Direction of movement is encoded by populations of cortical neurons

Most movements involve multiple joints and require sequential and temporally precise activation of multiple muscles. Movement in a particular direction is determined not by action of single neurons but by the net action of a large population of neurons. The contribution of each neuron to movement in a particular direction be represented as a vector whose length indicates the level of activity during movement in that direction. The contribution of individual cells could be added vectorially to produce a population vector. In fact, the directions of such population vectors match the directions of movement. Directionally tuned neurons are modulated strongly by the presence of external loads during reaching movements in given direction, and this modulation depends on the force required to displace the limb. A cells firing rate increases if a load opposes movement of the arm in the cells preferred direction; it decreases if the load pulls the arm in the cells proffered direction. This dependence of firing rate on load suggests that the activity of neurons in the primary motor cortex varies with direction of forces as well as with movement direction during reaching with the whole arm

-Motor cortex activity signals not only lower level movement parameters, such as muscle force, but also higher level parameters related to the trajectory of the hand during reaching. This feature of motor cortex neurons distinguishes them from alpha motor neurons.

 

Neurons in the primary motor cortex are activated directly by peripheral stimulation under particular conditions

Individual movement of digits is controlled by patterns of activity in a population of cortical neurons

Primary motor cortex plays a special role in producing individuated movement of digits.

-Although individual neurons fire maximally when a particular finger is moved, these neurons are dispersed throughout the hand control area of primary motor cortex. (The digits are biomechanicallly coupled by common tendons and thus are not anatomically independent of each other. Moving a single digit alone requires activating and inhibiting muscles acting on all the digits.)

-The cells activated will depend on the task in which the muscle is used.

-Cells that are active during the precision grip remain silent during the power grip, even though the contraction of the target muscle is stronger for the power grip than the precision grip.

-Certain motor cortical cells fire less and less often as muscle force increases i.e. their activity is correlated negatively with force. They discharge only during tasks that require precise control of force and smooth changes in force. Thus their function may be to provide more precise derecruiting of motor units than would be afforded simply by inhibiting the so-called positive cortical neurons.

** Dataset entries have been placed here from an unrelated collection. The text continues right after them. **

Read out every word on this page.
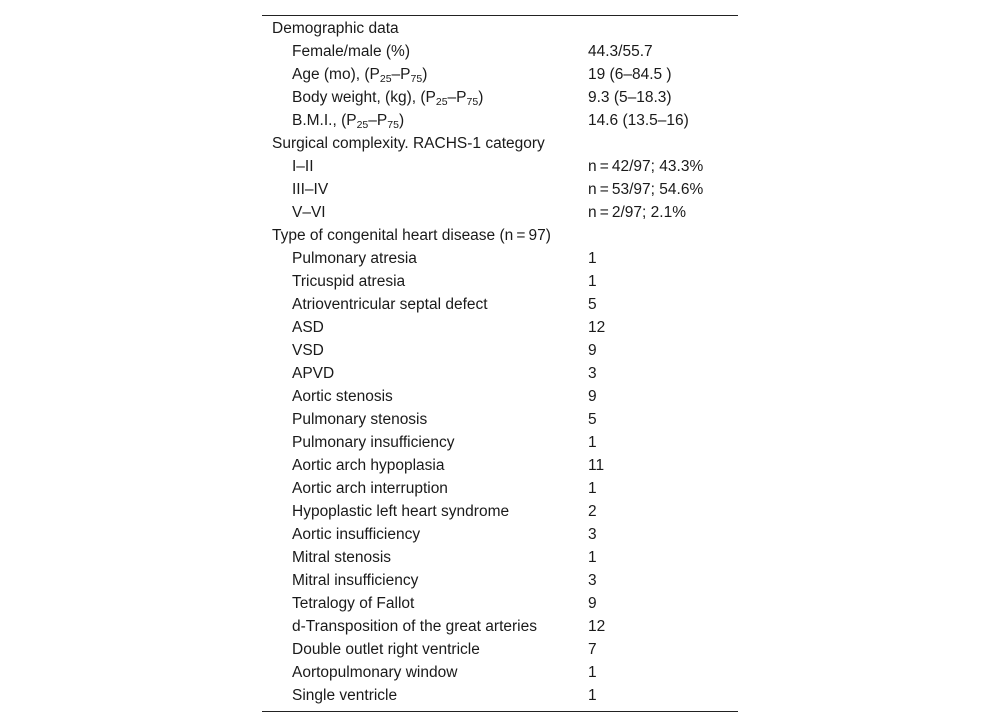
Demographic data
Female/male (%)	44.3/55.7
Age (mo), $(P_{25}-P_{75})$	19 (6–84.5 )
Body weight, (kg), $(P_{25}-P_{75})$	9.3 (5–18.3)
B.M.I., $(P_{25}-P_{75})$	14.6 (13.5–16)
Surgical complexity. RACHS-1 category
I–II	n = 42/97; 43.3%
III–IV	n = 53/97; 54.6%
V–VI	n = 2/97; 2.1%
Type of congenital heart disease (n = 97)
Pulmonary atresia	1
Tricuspid atresia	1
Atrioventricular septal defect	5
ASD	12
VSD	9
APVD	3
Aortic stenosis	9
Pulmonary stenosis	5
Pulmonary insufficiency	1
Aortic arch hypoplasia	11
Aortic arch interruption	1
Hypoplastic left heart syndrome	2
Aortic insufficiency	3
Mitral stenosis	1
Mitral insufficiency	3
Tetralogy of Fallot	9
d-Transposition of the great arteries	12
Double outlet right ventricle	7
Aortopulmonary window	1
Single ventricle	1
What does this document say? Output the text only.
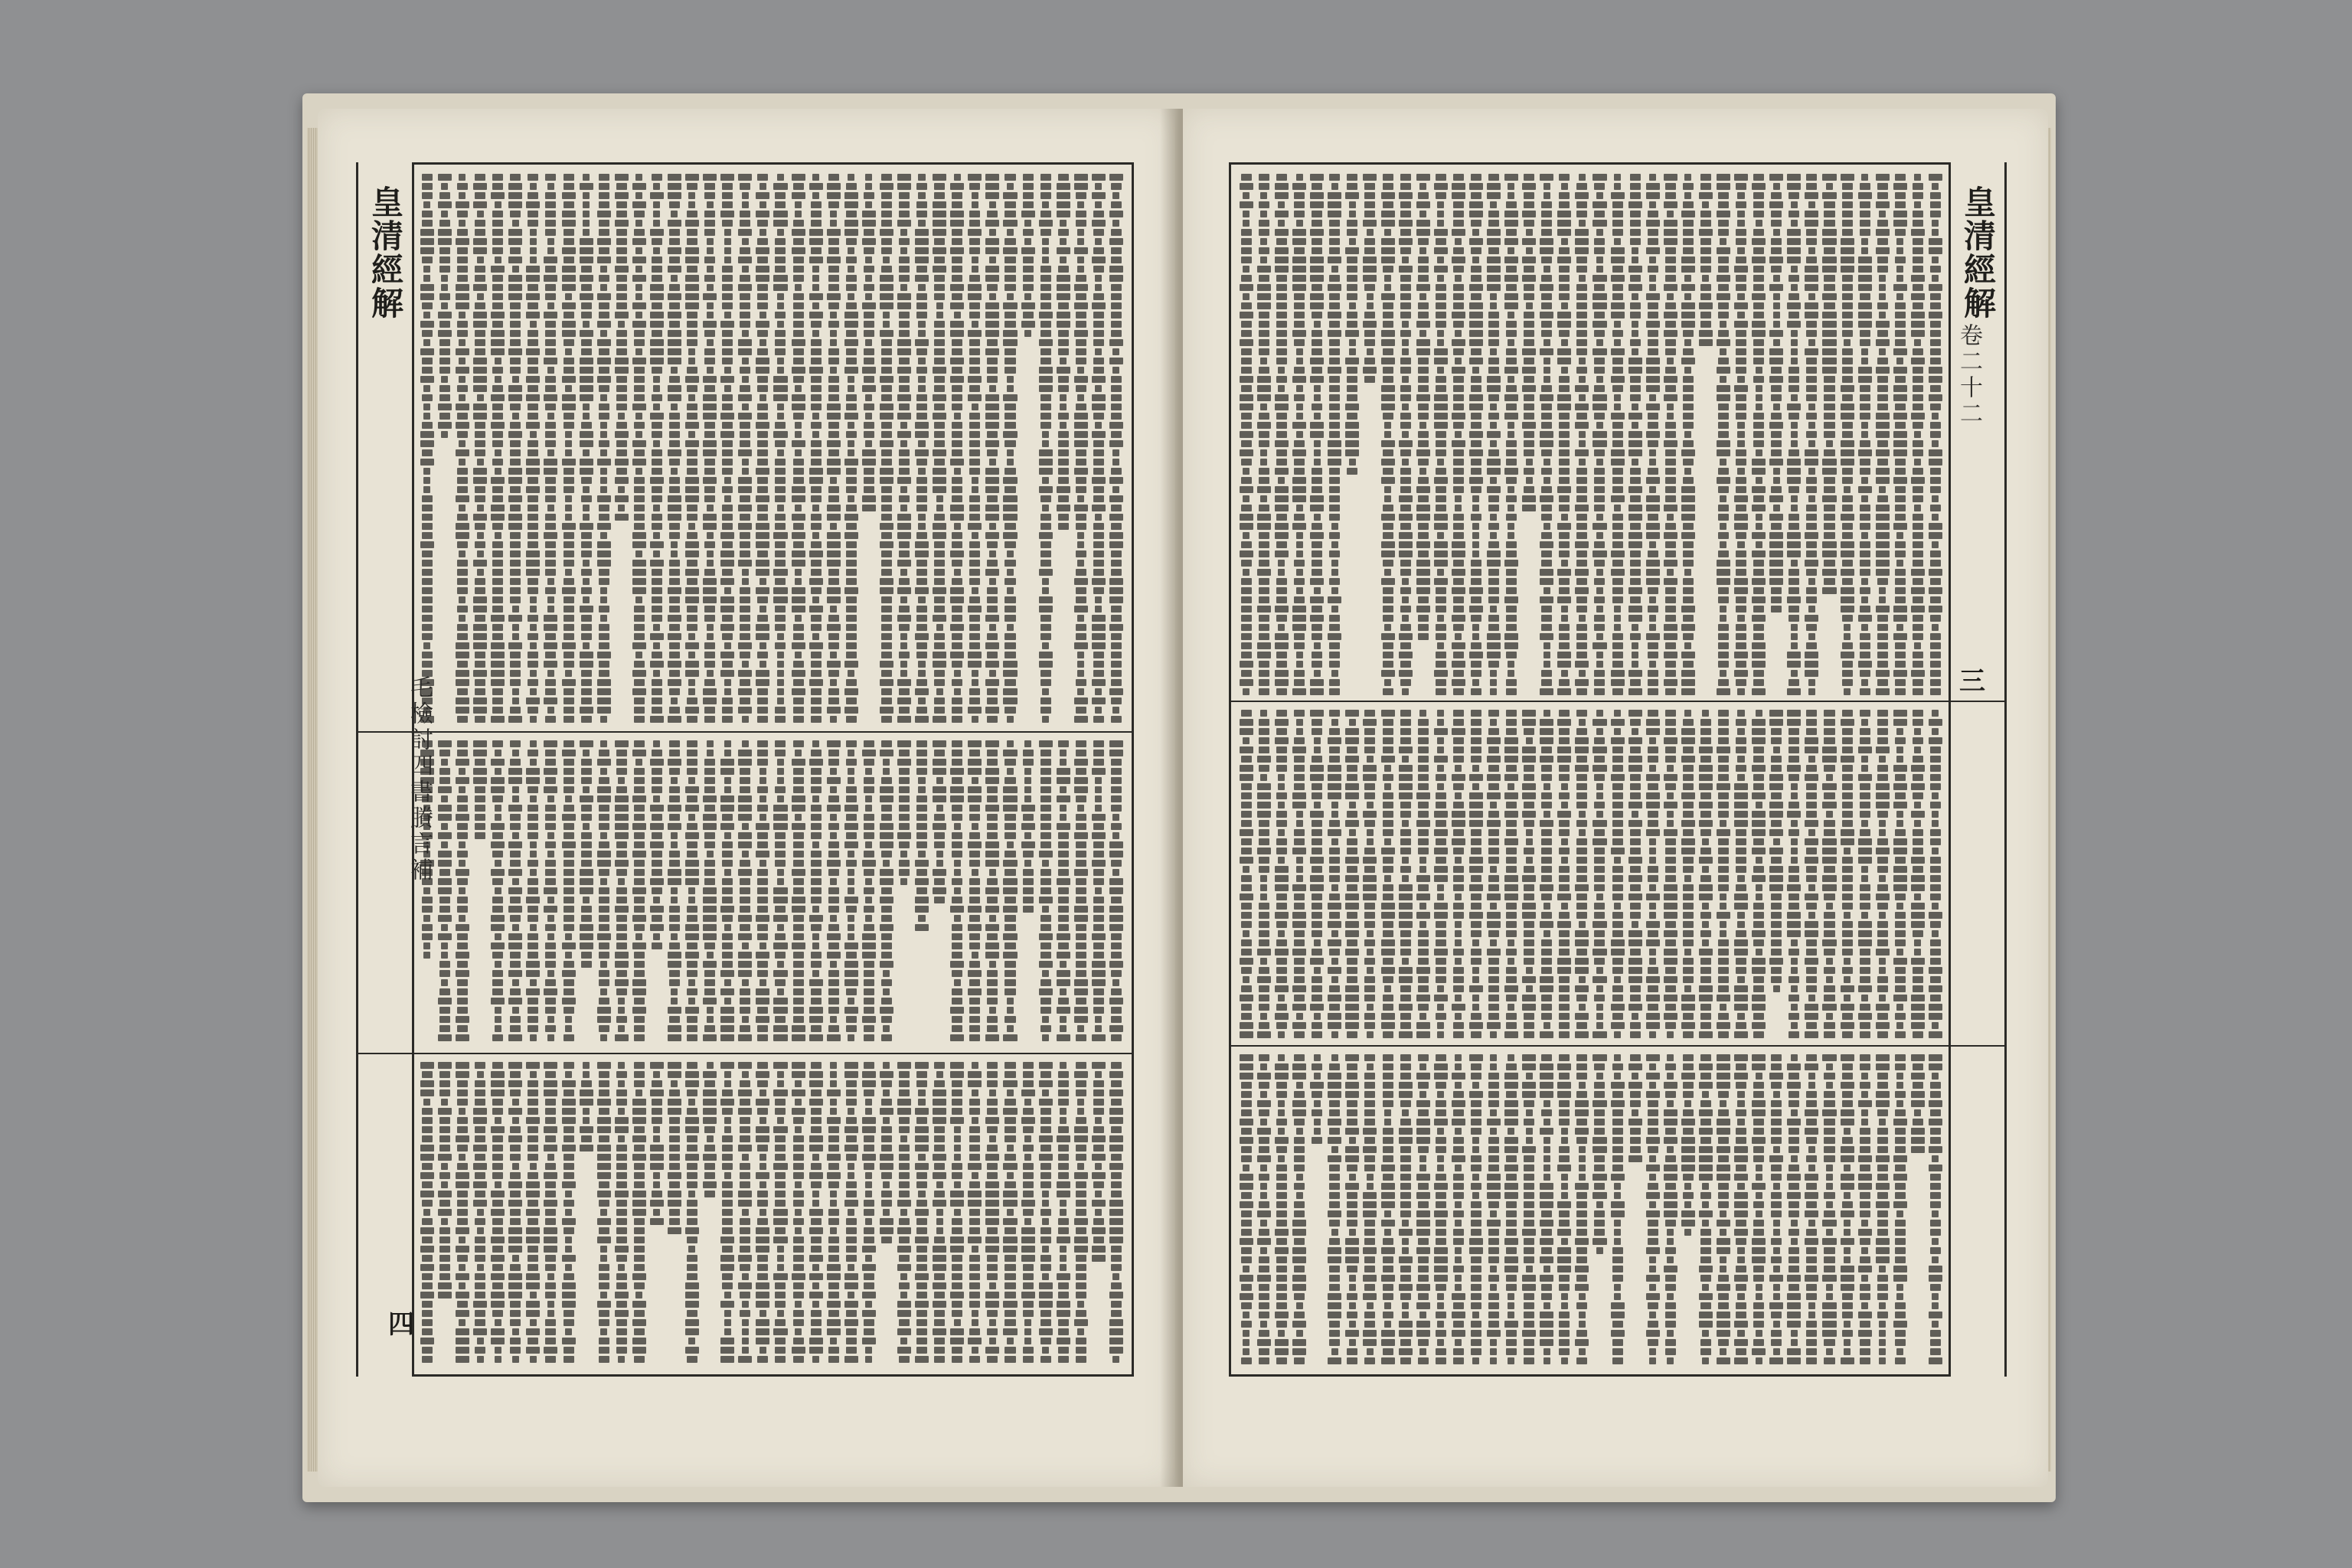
皇清經解
毛檢討四書賸言補
四
皇清經解
卷二十二
三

Each pre motor area contributes to different aspects of motor planning

Damage to pre motor areas causes more complex impairments than does damage to primary motor cortex. Pre-motor areas are involved in planning movement.

Basic features of neural organization of motor preparation

1.movements that are initiated internally by the subject-such as sequencing of finger movements when manipulating an object-involve primarily the supplementary motor area.

2.Movements triggered by external sensory events involve primarily the lateral pre-motor areas.

-The lateral dorsal pre-motor area is concerned with delayed action (delayed later on cue)

-Lateral ventral pre motor area is concerned with conforming the hand to the shape of objects.

3.Mental rehearsal of a movement i.e. the visual imagery to plan a movement invokes same patterns of activity in pre-motor and posterior parietal cortical areas as those that occur during performance of the movement.

4.The pre motor areas activated during a particular task are not the same over time but change progressively as performance becomes automatic.

 

The supplementary and pre-supplementary motor areas play an important role in

Learning sequences of discrete movements.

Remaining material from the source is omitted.